Elbette bazı konular ülkenin menfaatleri açısından sır niteliği taşıyabilir. Fakat buna karar verecek olan bağımsız bir yapı olmalıdır. Mesela parti liderlerinin kontrolü altına girmemiş bir meclis…

Lakin siz konuyu üç beş kişiden oluşan bir kurula havale eder, bunu da Başbakanlık Müsteşarlığı’na bağlarsanız, yürütmenin denetimi açısından ciddi sıkıntılarla karşı karşıya kalabilirsiniz.

Mesela 1 Mart 2003 Tezkeresi… Dünya ve Türkiye tarihi açısından kapalı oturum tutanaklarıyla ilgili reddiyle devrim yaratan bir karardan bahsediyoruz. Bu karar alınırken neler konuşulmuştur ve neler söylenmiştir ki, 10 yıllık devlet sırrı kapsamına alınmıştır?

2013 senesinde süresi dolacak olan bir karardan söz ediyoruz. Sürenin dolmasının ardından Cumhurbaşkanı’nın talep etmemesi halinde, bunun detayları kamuoyuyla paylaşılacak.
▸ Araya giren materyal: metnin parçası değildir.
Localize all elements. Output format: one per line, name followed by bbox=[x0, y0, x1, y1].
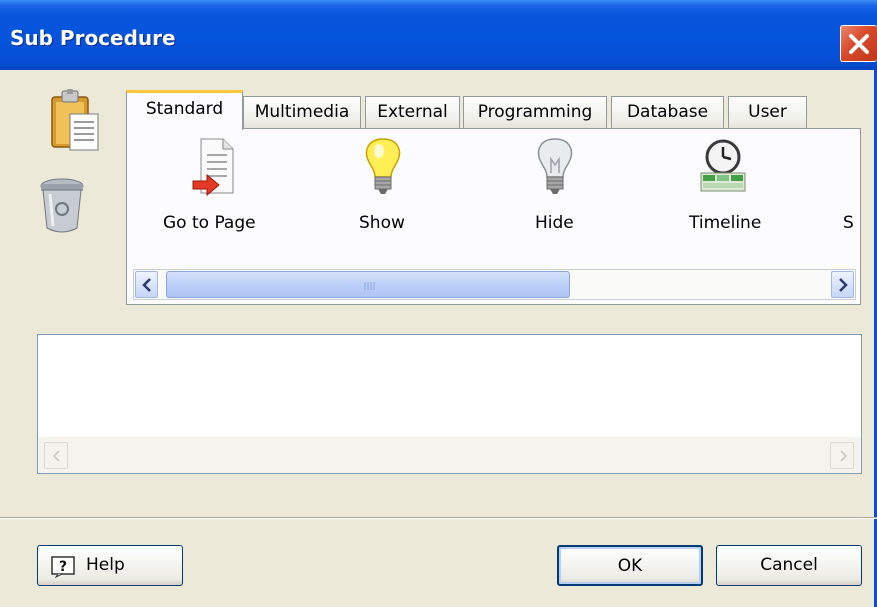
ok-label: OK bbox=[617, 556, 643, 576]
separator bbox=[0, 517, 877, 519]
cancel-label: Cancel bbox=[760, 555, 818, 575]
tool-label: Go to Page bbox=[163, 213, 256, 233]
tab-standard[interactable]: Standard bbox=[126, 90, 243, 130]
tab-label: External bbox=[377, 102, 448, 122]
tab-label: Programming bbox=[477, 102, 593, 122]
list-scroll-left-button[interactable] bbox=[44, 442, 68, 469]
tab-label: Multimedia bbox=[254, 102, 350, 122]
timeline-icon bbox=[697, 135, 746, 197]
tool-show[interactable]: Show bbox=[335, 129, 425, 239]
tab-label: Standard bbox=[145, 99, 224, 119]
svg-text:?: ? bbox=[59, 559, 67, 575]
scroll-right-button[interactable] bbox=[831, 271, 854, 298]
tools-horizontal-scrollbar[interactable] bbox=[133, 269, 856, 300]
lightbulb-off-icon bbox=[531, 135, 579, 197]
title-bar[interactable]: Sub Procedure bbox=[0, 0, 877, 70]
cancel-button[interactable]: Cancel bbox=[716, 545, 862, 586]
tool-label: S bbox=[843, 213, 854, 233]
help-button[interactable]: ? Help bbox=[37, 545, 183, 586]
ok-button[interactable]: OK bbox=[557, 545, 703, 586]
tab-programming[interactable]: Programming bbox=[463, 96, 607, 129]
grip-icon bbox=[364, 282, 375, 290]
recycle-bin-icon[interactable] bbox=[38, 176, 86, 236]
help-icon: ? bbox=[51, 554, 77, 579]
scroll-left-button[interactable] bbox=[135, 271, 158, 298]
go-to-page-icon bbox=[191, 135, 239, 197]
tab-database[interactable]: Database bbox=[611, 96, 724, 129]
close-button[interactable] bbox=[840, 25, 877, 62]
tool-label: Timeline bbox=[689, 213, 762, 233]
list-scroll-right-button[interactable] bbox=[830, 442, 854, 469]
tool-go-to-page[interactable]: Go to Page bbox=[157, 129, 277, 239]
tools-panel: Go to Page Show Hide Timeline S bbox=[126, 128, 861, 305]
tab-external[interactable]: External bbox=[365, 96, 460, 129]
tab-label: Database bbox=[626, 102, 709, 122]
paste-icon[interactable] bbox=[50, 88, 102, 154]
lightbulb-on-icon bbox=[359, 135, 407, 197]
tab-multimedia[interactable]: Multimedia bbox=[243, 96, 361, 129]
list-horizontal-scrollbar[interactable] bbox=[38, 437, 861, 473]
tool-label: Show bbox=[359, 213, 405, 233]
scroll-thumb[interactable] bbox=[166, 271, 570, 298]
tool-label: Hide bbox=[535, 213, 574, 233]
help-label: Help bbox=[86, 555, 125, 575]
window-title: Sub Procedure bbox=[10, 26, 176, 50]
procedure-list[interactable] bbox=[37, 334, 862, 474]
tool-hide[interactable]: Hide bbox=[511, 129, 601, 239]
tab-user[interactable]: User bbox=[728, 96, 807, 129]
tool-partial[interactable]: S bbox=[841, 129, 861, 239]
tool-timeline[interactable]: Timeline bbox=[683, 129, 783, 239]
tab-label: User bbox=[748, 102, 787, 122]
O zaman biz de herkesin gerçek yüzünü görme imkânına kavuşacağız. Sadece bu nedenle bile 2013’te kimin Cumhurbaşkanı olduğu bazıları için büyük önem taşıyor.

Peki diyelim ki, süre uzatılmadı ve sır niteliği kalktı. Kurul bunun devamına ilişkin fiiliyatta bulunursa ne olacak? Sakın bu yapılanmanın arkasındaki gerçek neden bu olmasın? O kadar uzağa gitmeyin, tezkereye oranla daha gündelik işlere bakalım.

Mesela deprem vergilerinin ne olduğu 2003’teki Bilgi Edinme Kanunu sayesinde Maliye Bakanlığı’na soruldu. Kurul bunu da devlet sırrı olarak nitelendirirse ne olacak? Çünkü tasarı kapsamı keyfi uygulamaya açık hale getiriyor.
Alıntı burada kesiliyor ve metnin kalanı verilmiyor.